I'm sure this will bring discussion

I saw this,

Rob

2 Likes

Very nicely done, brilliant actually!
Don’t know how long the copper will stay nice and shiny, but looks good.
Also love the fact that it’s made from out-of-the-shelf plumbing parts and pieces.
Did I say brilliant?

Now that’s some serious trumpetry :wink:

I’m sure it is the only copperised v12 HE engine for a reason - it will presumably tarnish and acquire a lovely patina.

The Emerald setup didn’t mention a cam sensor, so I presume it’ll have to run only semi-sequentially or batch fired as I don’t think their setups handle a native 12 cylinder operation.

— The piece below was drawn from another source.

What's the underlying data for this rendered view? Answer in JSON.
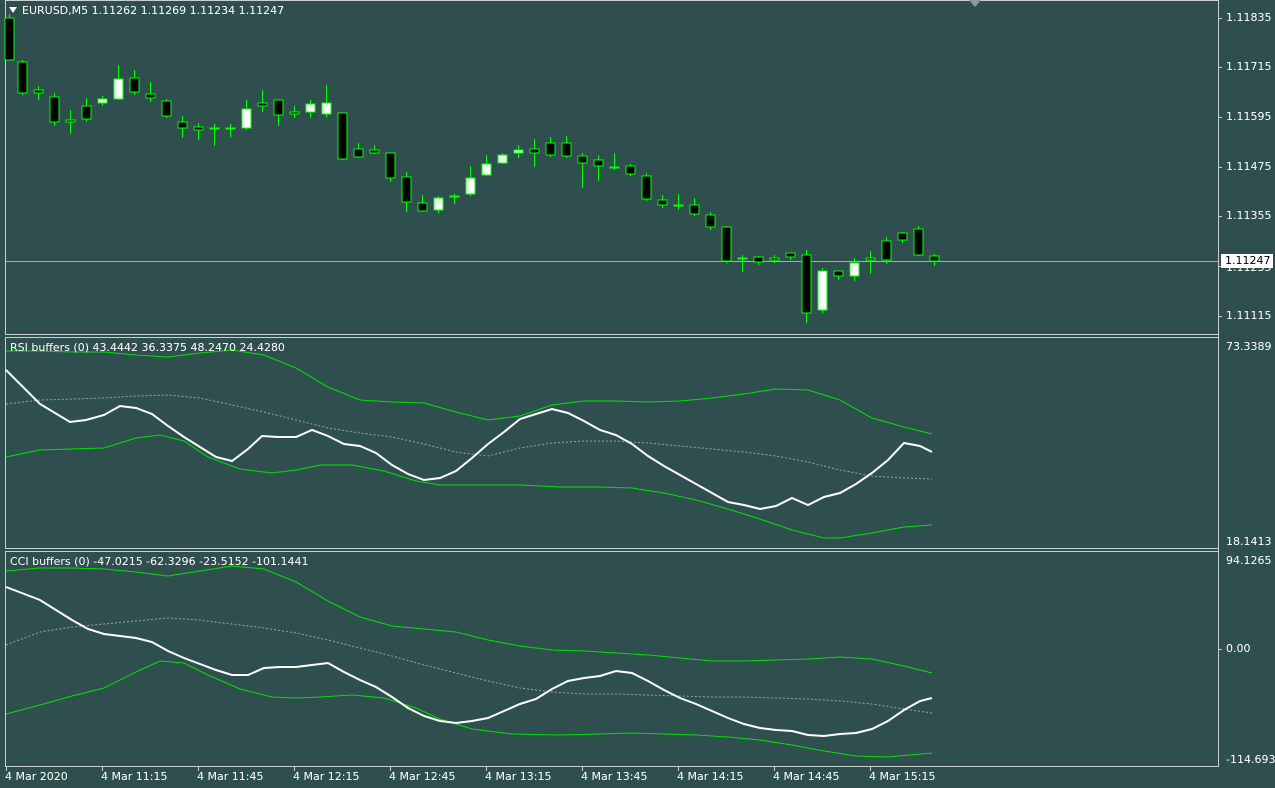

Opening up the central water jacket ports may be a mistake. Norman Lutz did the exact opposite to force water flow through to the back of the heads, whereas here much of the water will go out of the heads before it reaches the back of the engine. That may give you relatively low water pressure at the back of the engine. This may not be an issue with an electric pump - if it is programmed to run faster at low rpm - we know the Achilles heel of the stock cooling system is it’s low airflow and low waterflow at idle rpm.

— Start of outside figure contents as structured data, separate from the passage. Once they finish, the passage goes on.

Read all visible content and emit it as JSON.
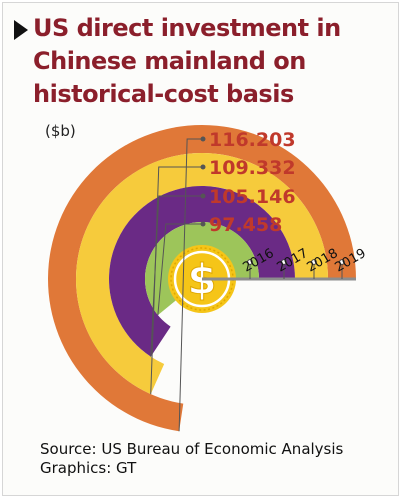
{
  "title": "US direct investment in Chinese mainland on historical-cost basis",
  "unit_label": "($b)",
  "source": "Source: US Bureau of Economic Analysis",
  "credit": "Graphics: GT",
  "icon": "dollar-coin-icon",
  "colors": {
    "title": "#8b1f2b",
    "value_label": "#c0392b",
    "ring_2016": "#9dc55a",
    "ring_2017": "#6a2a85",
    "ring_2018": "#f6cb3c",
    "ring_2019": "#e07838",
    "coin": "#f5c518",
    "baseline": "#8c8c8c"
  },
  "chart_data": {
    "type": "radial-bar",
    "categories": [
      "2016",
      "2017",
      "2018",
      "2019"
    ],
    "values": [
      97.458,
      105.146,
      109.332,
      116.203
    ],
    "value_labels": [
      "97.458",
      "105.146",
      "109.332",
      "116.203"
    ],
    "ylabel": "($b)"
  }
}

The v12 engine does wag from side to side as the equal and opposite effect of torque pushes the crank and flywheel round. The exhausts on the v12 have always been taken out close to the block and so having them come out horizontally and high up through the bodywork will mean some big holes will be needed to stop it bumping the engine cowl and blistering the paint. They obviously have to miss the steering column as the engine moves under load…

I hope the alternator doesn’t get too warm. Jaguar did have an aircon compressor in this position, but that had air/refrigerant pumped through it. This setup has the alternator sitting right behind the header tank.

(Roger Bywater has a brass plus torque inlet on his website btw.)

Custom fabrication is very hard work. I hope it all works as advertised.